Идут по берегу к старой «казанке», Игнат отталкивается веслом, дергает стартер мотора — и через полминуты они уж на том берегу.
— Ты только не уходи далёко, — говорит дядя Игнат Саше, уезжая. — Чтоб не искать тебя, такое дело….
sub XIV /sub
Саша выходит на берег, и первое, что он застает: «час шепота ив». Прекрасные, могучие ивы полнятся ветром. Тень. Он садится сначала в тень. Обнимает худые колени, слушает птиц в шуме листвы… Именно здесь, в «деревне» на острове, с ним начинают происходить странные вещи: он то проваливается в прошлое, то выныривает в настоящем; иногда об этих разрывах времени можно судить по характерному звуку — то ли «короткого замыкания» в мозгах, то ли рвущейся пленки, после которого все, что он видит, выглядит как старые, потрескавшиеся черно-белые фото прошлых лет; потом его опять «перемыкает» — и он выныривает в цвет, в настоящее; а иногда вообще время смешивается, особенно когда речь идет о каких-то общих местах, которые он и в прошлом, и сейчас мог/может видеть, — тропинке, прудике, траве, и нельзя сказать, кто это видит: он — мальчик или он — взрослый человек.
И так он сидит-сидит в траве под ивами, глядит на дом матери.
И здесь впервые — «тр-рррр» — как будто короткое замыкание у него в голове — и то же пространство — «деревня» (три избы с постройками), ивы, берег — все это черно-белое. Тот же «час шепота ив». Он слушает звуки многоптичья и шумного прибоя листьев в этот час дня. Возле дома показывается женщина с мальчиком — и он будто видит себя маленького с мамой. Заходят в калитку. Где-то трактор захлебывается рокотом. На рыболовецкой тоне улов: мужики тянут сеть, полную осетров… Как в кинохронике: вроде те же, наши лица-то, но все равно — другие. Сильнее, веселее. «Тр-ррр!». И все обратно — в цвет. Ни трактора не слышно, ни рыбаков не видать. Пусто кругом. Лист ивы. По листу ползет сбитая ветром пчела.

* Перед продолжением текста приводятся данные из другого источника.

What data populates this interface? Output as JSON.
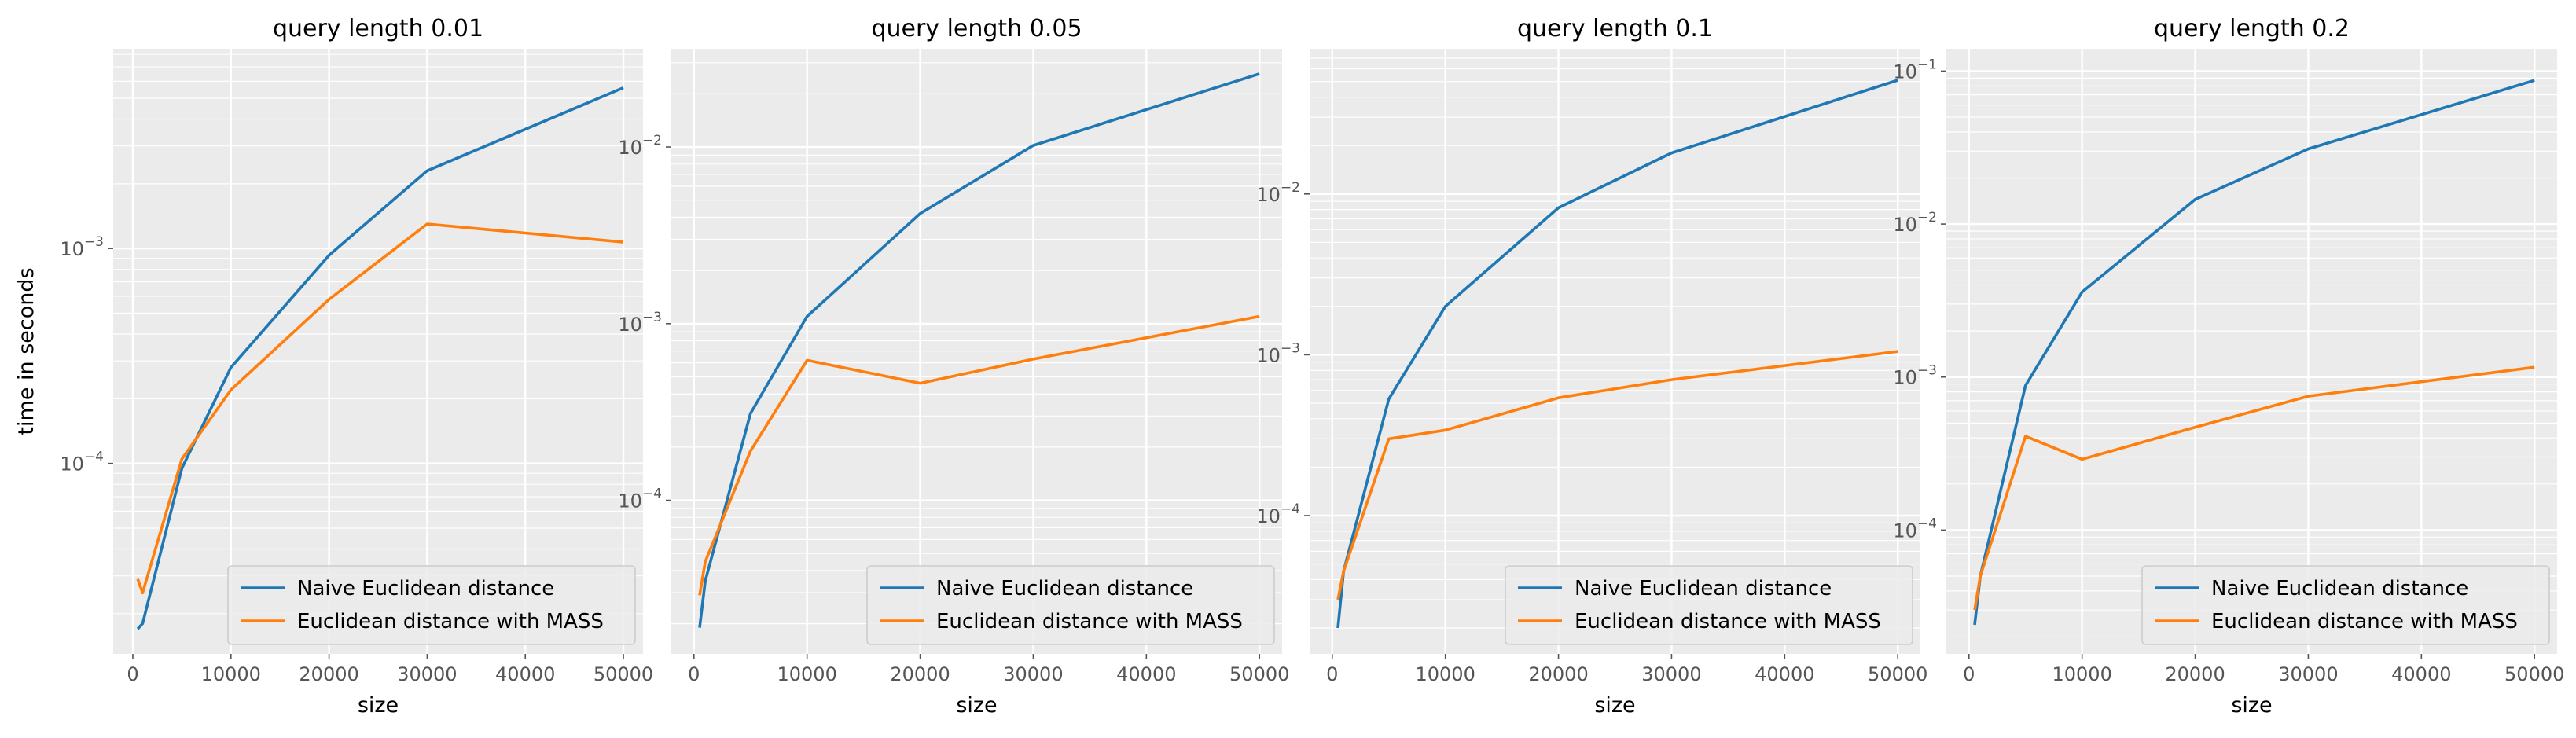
{
  "figure": {
    "ylabel": "time in seconds"
  },
  "chart_data": [
    {
      "type": "line",
      "title": "query length 0.01",
      "xlabel": "size",
      "ylabel": "time in seconds",
      "yscale": "log",
      "xlim": [
        -2000,
        52000
      ],
      "ylim": [
        1.3e-05,
        0.0085
      ],
      "xticks": [
        0,
        10000,
        20000,
        30000,
        40000,
        50000
      ],
      "yticks": [
        {
          "value": 0.0001,
          "base": "10",
          "exp": "−4"
        },
        {
          "value": 0.001,
          "base": "10",
          "exp": "−3"
        }
      ],
      "grid": true,
      "legend_position": "lower right",
      "x": [
        500,
        1000,
        5000,
        10000,
        20000,
        30000,
        50000
      ],
      "series": [
        {
          "name": "Naive Euclidean distance",
          "color": "#1f77b4",
          "values": [
            1.7e-05,
            1.8e-05,
            9.5e-05,
            0.00028,
            0.00093,
            0.0023,
            0.0056
          ]
        },
        {
          "name": "Euclidean distance with MASS",
          "color": "#ff7f0e",
          "values": [
            2.9e-05,
            2.5e-05,
            0.000105,
            0.00022,
            0.00058,
            0.0013,
            0.00107
          ]
        }
      ]
    },
    {
      "type": "line",
      "title": "query length 0.05",
      "xlabel": "size",
      "ylabel": "",
      "yscale": "log",
      "xlim": [
        -2000,
        52000
      ],
      "ylim": [
        1.35e-05,
        0.036
      ],
      "xticks": [
        0,
        10000,
        20000,
        30000,
        40000,
        50000
      ],
      "yticks": [
        {
          "value": 0.0001,
          "base": "10",
          "exp": "−4"
        },
        {
          "value": 0.001,
          "base": "10",
          "exp": "−3"
        },
        {
          "value": 0.01,
          "base": "10",
          "exp": "−2"
        }
      ],
      "grid": true,
      "legend_position": "lower right",
      "x": [
        500,
        1000,
        5000,
        10000,
        20000,
        30000,
        50000
      ],
      "series": [
        {
          "name": "Naive Euclidean distance",
          "color": "#1f77b4",
          "values": [
            1.9e-05,
            3.5e-05,
            0.00031,
            0.0011,
            0.0042,
            0.0102,
            0.026
          ]
        },
        {
          "name": "Euclidean distance with MASS",
          "color": "#ff7f0e",
          "values": [
            2.9e-05,
            4.5e-05,
            0.00019,
            0.00062,
            0.00046,
            0.00063,
            0.0011
          ]
        }
      ]
    },
    {
      "type": "line",
      "title": "query length 0.1",
      "xlabel": "size",
      "ylabel": "",
      "yscale": "log",
      "xlim": [
        -2000,
        52000
      ],
      "ylim": [
        1.38e-05,
        0.08
      ],
      "xticks": [
        0,
        10000,
        20000,
        30000,
        40000,
        50000
      ],
      "yticks": [
        {
          "value": 0.0001,
          "base": "10",
          "exp": "−4"
        },
        {
          "value": 0.001,
          "base": "10",
          "exp": "−3"
        },
        {
          "value": 0.01,
          "base": "10",
          "exp": "−2"
        }
      ],
      "grid": true,
      "legend_position": "lower right",
      "x": [
        500,
        1000,
        5000,
        10000,
        20000,
        30000,
        50000
      ],
      "series": [
        {
          "name": "Naive Euclidean distance",
          "color": "#1f77b4",
          "values": [
            2e-05,
            4.5e-05,
            0.00053,
            0.002,
            0.0082,
            0.018,
            0.051
          ]
        },
        {
          "name": "Euclidean distance with MASS",
          "color": "#ff7f0e",
          "values": [
            3e-05,
            4.5e-05,
            0.0003,
            0.00034,
            0.00054,
            0.0007,
            0.00105
          ]
        }
      ]
    },
    {
      "type": "line",
      "title": "query length 0.2",
      "xlabel": "size",
      "ylabel": "",
      "yscale": "log",
      "xlim": [
        -2000,
        52000
      ],
      "ylim": [
        1.55e-05,
        0.14
      ],
      "xticks": [
        0,
        10000,
        20000,
        30000,
        40000,
        50000
      ],
      "yticks": [
        {
          "value": 0.0001,
          "base": "10",
          "exp": "−4"
        },
        {
          "value": 0.001,
          "base": "10",
          "exp": "−3"
        },
        {
          "value": 0.01,
          "base": "10",
          "exp": "−2"
        },
        {
          "value": 0.1,
          "base": "10",
          "exp": "−1"
        }
      ],
      "grid": true,
      "legend_position": "lower right",
      "x": [
        500,
        1000,
        5000,
        10000,
        20000,
        30000,
        50000
      ],
      "series": [
        {
          "name": "Naive Euclidean distance",
          "color": "#1f77b4",
          "values": [
            2.4e-05,
            5e-05,
            0.00088,
            0.0036,
            0.0145,
            0.031,
            0.087
          ]
        },
        {
          "name": "Euclidean distance with MASS",
          "color": "#ff7f0e",
          "values": [
            3e-05,
            5e-05,
            0.00041,
            0.00029,
            0.00047,
            0.00075,
            0.00116
          ]
        }
      ]
    }
  ]
}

Он осторожно снимает пчелу за крылышки — и отправляет в полет.
Поднимается — там не близкий
— Саш?
— Мама!
(«Тр-ррр!» — цветное.)
Чуть-чуть она преображается, эта женщина, как будто вспоминая что-то.
— Саша? Саш, ты, что ли? — спрашивает, но уже без сомненья. —
Я Надя, сестра твоя. Похудел ты… Проходи. Сколько лет не был. Как вы там с Валей?
— А вот ты в зеркальце посмотри: увидишь, что мама…
Осколком зеркальца направляет солнечный зайчик ей в лицо, в глаз.
И там бездонный такой глаз, как вселенная….
(«Тр-рр!» — Ч/Б — черно-белое.)
— Мама… — зовет он.
— Пойдем, поешь, цельный день не евши, убегался весь…
Внутренность избы. Все аккуратно: стол, лавки, натертое дерево лавок, кисея покрывал, иконки старые, бумажные… Ничего не изменилось. Только он стал — мальчик, а она — мама. Мама наливает ему из кринки молока, дает хлеб:
— На, поешь.
Старый дом. Ивы шумят вокруг, куры кудахчут… Ветер ходит, в окошках шумит.
— На батьку хочу поглядеть.
— А чё на его глядеть-то? Скирду разбирают. А то пошли…
(Трр-ррр! — цвет.) Вроде как наш день. Только Саша рядом с Надей остается маленький. Выходят на скотный двор, там стоят горбатые скирды в серых шкурах, сено, внутри скирды зеленовато-желтое, просыпано на землю. В солнце — желтые мужики. Разбирают прошлогоднюю скирду. Сено у них в рулонах, бечевой схвачено. Один на тракторе разруливает, подает мужикам раскрытую железную лапу, те вкатывают в нее рулон, он везет в хлев, на подстилку.
— Ну, што? — орет тракторист. — Три штуки уже — мож, хватит?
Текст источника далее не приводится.